Part of the opportunity here was, as some rightwing thinkers have characterized, the goal of helping Islam into modernity. Saddam's regime is secular, but his people are Muslims. In the end, whose modernity prevailed? The modernity of bombs and lies, hollow diplomacy and Tomahawks...or the modernity of helping the worldwide Muslim community rid itself of its worst blight - and doing so with respect and fraternity. It's changing the subject from Israel and Arafat, to some housecleaning and geuine Islamic fraternal empowerment.
Frankly, that road would have taken years of diplomacy and political capital...and frankly, it would have placed genuine belief in the future of the Iraqis to self-determine themselves, and I DO NOT believe this administration wishes to see true self-determination in the Muslim world. If they did, they'd be pointing a gun at Saudi Arabia this very moment.
Still, an honest man, even a Bush hater, must face the fact that a world without Saddam is at least measurably better than one with him. It is the price we'll pay for Bush's impatience, militarism, hypocrisy, dishonesty and elitism that will come due sooner or later, and it will be a high price indeed.

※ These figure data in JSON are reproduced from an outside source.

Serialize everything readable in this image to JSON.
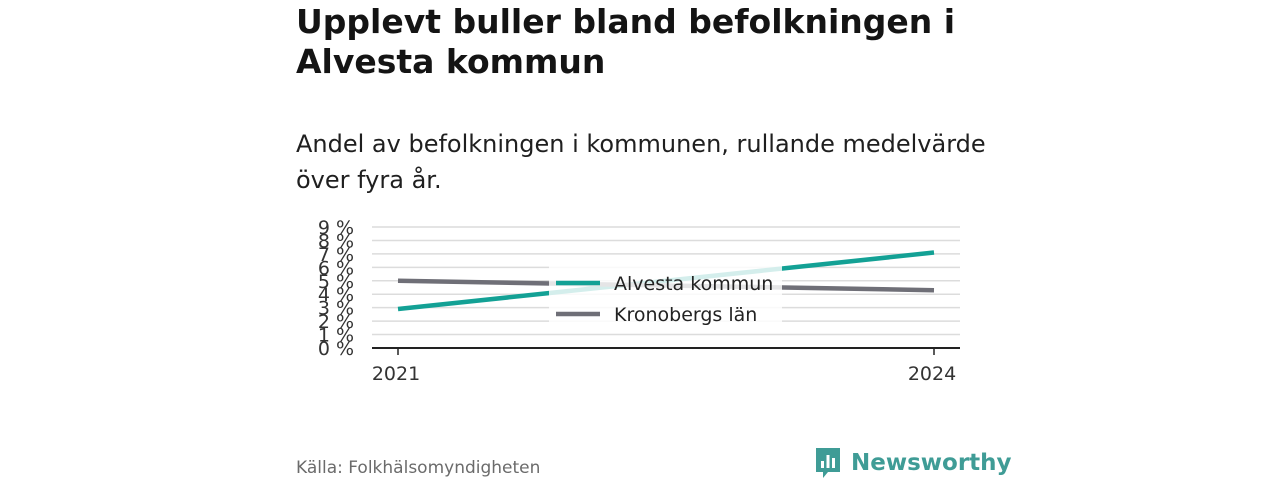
{
  "title": "Upplevt buller bland befolkningen i Alvesta kommun",
  "subtitle": "Andel av befolkningen i kommunen, rullande medelvärde över fyra år.",
  "source": "Källa: Folkhälsomyndigheten",
  "brand": {
    "name": "Newsworthy",
    "icon": "bar-chart-logo-icon",
    "color": "#3f9c96"
  },
  "chart_data": {
    "type": "line",
    "x": [
      "2021",
      "2024"
    ],
    "y_ticks": [
      "0 %",
      "1 %",
      "2 %",
      "3 %",
      "4 %",
      "5 %",
      "6 %",
      "7 %",
      "8 %",
      "9 %"
    ],
    "ylim": [
      0,
      9
    ],
    "grid": true,
    "legend_position": "center",
    "series": [
      {
        "name": "Alvesta kommun",
        "values": [
          2.9,
          7.1
        ],
        "color": "#13a195"
      },
      {
        "name": "Kronobergs län",
        "values": [
          5.0,
          4.3
        ],
        "color": "#6f6f77"
      }
    ]
  }
}
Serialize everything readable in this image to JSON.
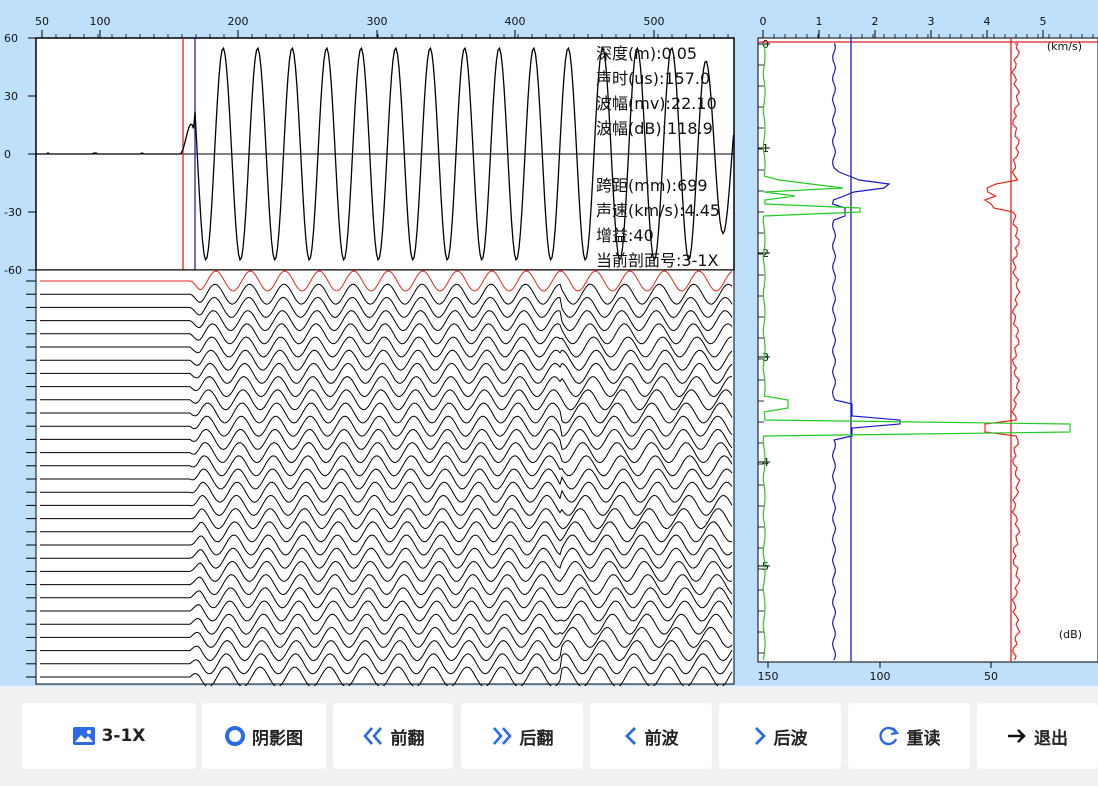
{
  "waveform_panel": {
    "x_ticks": [
      "50",
      "100",
      "200",
      "300",
      "400",
      "500"
    ],
    "y_ticks": [
      "60",
      "30",
      "0",
      "-30",
      "-60"
    ],
    "info": [
      {
        "label": "深度(m):",
        "value": "0.05"
      },
      {
        "label": "声时(us):",
        "value": "157.0"
      },
      {
        "label": "波幅(mv):",
        "value": "22.10"
      },
      {
        "label": "波幅(dB):",
        "value": "118.9"
      },
      {
        "label": "跨距(mm):",
        "value": "699"
      },
      {
        "label": "声速(km/s):",
        "value": "4.45"
      },
      {
        "label": "增益:",
        "value": "40"
      },
      {
        "label": "当前剖面号:",
        "value": "3-1X"
      }
    ]
  },
  "profile_panel": {
    "top_ticks": [
      "0",
      "1",
      "2",
      "3",
      "4",
      "5"
    ],
    "depth_ticks": [
      "0",
      "1",
      "2",
      "3",
      "4",
      "5"
    ],
    "bottom_ticks": [
      "150",
      "100",
      "50"
    ],
    "unit_top": "(km/s)",
    "unit_bottom": "(dB)"
  },
  "toolbar": {
    "buttons": [
      {
        "name": "profile-button",
        "label": "3-1X",
        "icon": "chart-image-icon"
      },
      {
        "name": "shadow-view-button",
        "label": "阴影图",
        "icon": "circle-dot-icon"
      },
      {
        "name": "page-prev-button",
        "label": "前翻",
        "icon": "double-chevron-left-icon"
      },
      {
        "name": "page-next-button",
        "label": "后翻",
        "icon": "double-chevron-right-icon"
      },
      {
        "name": "wave-prev-button",
        "label": "前波",
        "icon": "chevron-left-icon"
      },
      {
        "name": "wave-next-button",
        "label": "后波",
        "icon": "chevron-right-icon"
      },
      {
        "name": "reload-button",
        "label": "重读",
        "icon": "refresh-icon"
      },
      {
        "name": "exit-button",
        "label": "退出",
        "icon": "arrow-right-icon"
      }
    ]
  },
  "colors": {
    "accent": "#2d6be6",
    "velocity": "#1a1ad0",
    "amplitude": "#e8281e",
    "psd": "#22cc22",
    "bg": "#bfe0fa"
  }
}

By then, though, the Iraqis will have W's statue in Baghdad's main square, and they'll find a way to ignore the broken promises and Ameican corporate subversion of their society. They will owe us, and we won't soon forget.
So - I will aplaude the inevitable demise of Saddam and Qusay and (especially) Uday. But I will wish we had done this differently - and yes, it SHOULD matter that we did it wrong. In a world like this, doing the right thing for the wrong reason and in the wrong way will have its consequences.